Paycheck
- Rate Movie[Total: 9 Average: 2.2]
- Directed By: John Woo
- Written By: Dean Georgaris
- Release Date: December 25, 2003
- Domestic Distributor: Paramount
- Cast: Ben Affleck, Aaron Eckhart, Uma Thurman
Box Office Info:
Budget: $60 million | Financed by: Paramount; DreamWorks |
---|---|
Domestic Box Office: $53,790,451 | Overseas Box Office: $42,479,361 |
“After Paycheck, I couldn’t get better scripts.”
–Director John Woo
Philip K. Dick’s short story Paycheck was first optioned by Caravan in 1996, which was housed at Disney. Caravan head Roger Birnbaum closed the company in 1998 and setup Spyglass at Disney and Paycheck was still in development, but nothing materialized. The project eventually moved over to Paramount and director John Woo boarded the movie after negotiations with Brett Ratner and Kathryn Bigelow didn’t pan out.
Paramount then landed a seven picture co-financing slate with DreamWorks and Paycheck & The Stepford Wives were the first two put into production. It was budgeted at $60 million. DreamWorks also had the Ben Affleck stinker Surviving Christmas (2004) slated for an end of the year 2003 release, but once the studio boarded co-financing duties with Paramount on Paycheck, as part of an agreement they had to push Surviving Christmas into 2004. Paycheck was then dated for a prime Christmas release, just four months after Affleck’s humiliating star turn in Gigli.
Paycheck bowed into a typically crowded and competitive holiday market against Cheaper by the Dozen, Cold Mountain, Peter Pan and holdover fare led by the second weekend of The Lord of the Rings: The Return of the King. The film received mixed to poor reviews and placed #5 for the frame with a soft $13,462,374. It declined a modest 26.9% over the New Years’ weekend with $9,837,313 and fell 47.7% in its third session to $5,146,378. The domestic run closed with a mediocre $53,790,451.

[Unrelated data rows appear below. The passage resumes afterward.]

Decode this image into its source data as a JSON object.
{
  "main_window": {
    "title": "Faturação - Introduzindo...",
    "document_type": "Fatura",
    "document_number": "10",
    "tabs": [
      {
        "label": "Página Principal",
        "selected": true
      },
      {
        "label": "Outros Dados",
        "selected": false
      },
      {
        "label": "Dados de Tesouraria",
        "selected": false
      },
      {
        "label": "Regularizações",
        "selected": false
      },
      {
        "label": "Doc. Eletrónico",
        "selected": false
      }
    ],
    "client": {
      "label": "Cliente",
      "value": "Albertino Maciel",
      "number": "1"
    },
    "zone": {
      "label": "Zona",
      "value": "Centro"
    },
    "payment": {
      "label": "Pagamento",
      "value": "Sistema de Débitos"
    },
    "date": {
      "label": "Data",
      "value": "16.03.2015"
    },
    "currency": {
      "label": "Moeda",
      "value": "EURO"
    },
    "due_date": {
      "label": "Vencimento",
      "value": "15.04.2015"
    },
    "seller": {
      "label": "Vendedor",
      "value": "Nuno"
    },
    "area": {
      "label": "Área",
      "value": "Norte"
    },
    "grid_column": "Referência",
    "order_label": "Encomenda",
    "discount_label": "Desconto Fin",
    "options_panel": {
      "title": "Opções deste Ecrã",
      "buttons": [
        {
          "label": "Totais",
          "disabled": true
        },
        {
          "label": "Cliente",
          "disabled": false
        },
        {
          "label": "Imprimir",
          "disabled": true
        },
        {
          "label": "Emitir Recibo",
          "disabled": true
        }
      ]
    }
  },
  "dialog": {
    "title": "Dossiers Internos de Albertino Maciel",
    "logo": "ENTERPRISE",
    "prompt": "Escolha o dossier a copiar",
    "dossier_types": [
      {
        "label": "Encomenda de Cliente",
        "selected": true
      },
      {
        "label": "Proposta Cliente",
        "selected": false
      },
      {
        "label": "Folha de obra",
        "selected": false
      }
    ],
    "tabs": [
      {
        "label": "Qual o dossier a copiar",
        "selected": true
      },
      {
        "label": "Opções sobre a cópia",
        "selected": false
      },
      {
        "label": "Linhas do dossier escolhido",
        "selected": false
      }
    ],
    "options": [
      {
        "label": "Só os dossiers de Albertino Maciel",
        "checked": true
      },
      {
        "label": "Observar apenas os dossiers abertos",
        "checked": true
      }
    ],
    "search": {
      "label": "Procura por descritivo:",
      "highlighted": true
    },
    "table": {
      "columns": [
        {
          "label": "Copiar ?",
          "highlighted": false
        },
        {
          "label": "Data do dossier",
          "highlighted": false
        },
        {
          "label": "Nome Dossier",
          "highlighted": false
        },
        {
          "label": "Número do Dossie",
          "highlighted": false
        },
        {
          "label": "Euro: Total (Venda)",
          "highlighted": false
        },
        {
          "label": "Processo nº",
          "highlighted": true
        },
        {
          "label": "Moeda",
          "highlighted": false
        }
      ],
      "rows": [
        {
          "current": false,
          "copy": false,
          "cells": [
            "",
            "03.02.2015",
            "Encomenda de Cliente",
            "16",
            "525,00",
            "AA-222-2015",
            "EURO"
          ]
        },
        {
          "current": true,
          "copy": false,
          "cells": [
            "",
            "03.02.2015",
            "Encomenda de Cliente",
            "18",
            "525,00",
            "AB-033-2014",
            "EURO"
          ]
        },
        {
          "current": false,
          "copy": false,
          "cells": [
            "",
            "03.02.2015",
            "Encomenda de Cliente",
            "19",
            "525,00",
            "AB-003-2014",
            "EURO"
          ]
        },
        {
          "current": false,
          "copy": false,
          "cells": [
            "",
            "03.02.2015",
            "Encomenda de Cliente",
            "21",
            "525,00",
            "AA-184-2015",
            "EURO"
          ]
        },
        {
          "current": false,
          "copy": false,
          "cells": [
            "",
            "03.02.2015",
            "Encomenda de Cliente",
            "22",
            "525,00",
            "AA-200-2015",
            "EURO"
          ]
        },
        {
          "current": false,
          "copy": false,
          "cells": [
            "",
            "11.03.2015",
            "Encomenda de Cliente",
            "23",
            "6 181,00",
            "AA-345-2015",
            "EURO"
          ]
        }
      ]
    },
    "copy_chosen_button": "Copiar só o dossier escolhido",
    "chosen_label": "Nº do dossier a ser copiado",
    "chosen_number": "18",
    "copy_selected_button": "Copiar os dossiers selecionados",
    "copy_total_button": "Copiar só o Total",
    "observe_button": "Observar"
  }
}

Paycheck pulled in mostly soft numbers overseas and the offshore cume stalled at $42.4 million. The worldwide total was $96.2 million, which would return about $52.9 million after theaters take their percentage of the gross. This would not cover all of the P&A expenses or touch the budget. Woo was set to direct Tom Clancy’s Rainbow Six at Paramount following Paycheck, but the project never got off the ground. Other projects like He-Man for FOX also never made it to a greenlight. Woo eventually went back to his Hong Kong roots and helmed the big budget Red Cliff (2008).
In 2004, Affleck’s career was in the toilet. No career can withstand the trauma caused by back to back releases of Gigli, Paycheck, Jersey Girl and Surviving Christmas. He took a short Hollywood leave and re emerged a few years later with better quality control at choosing projects.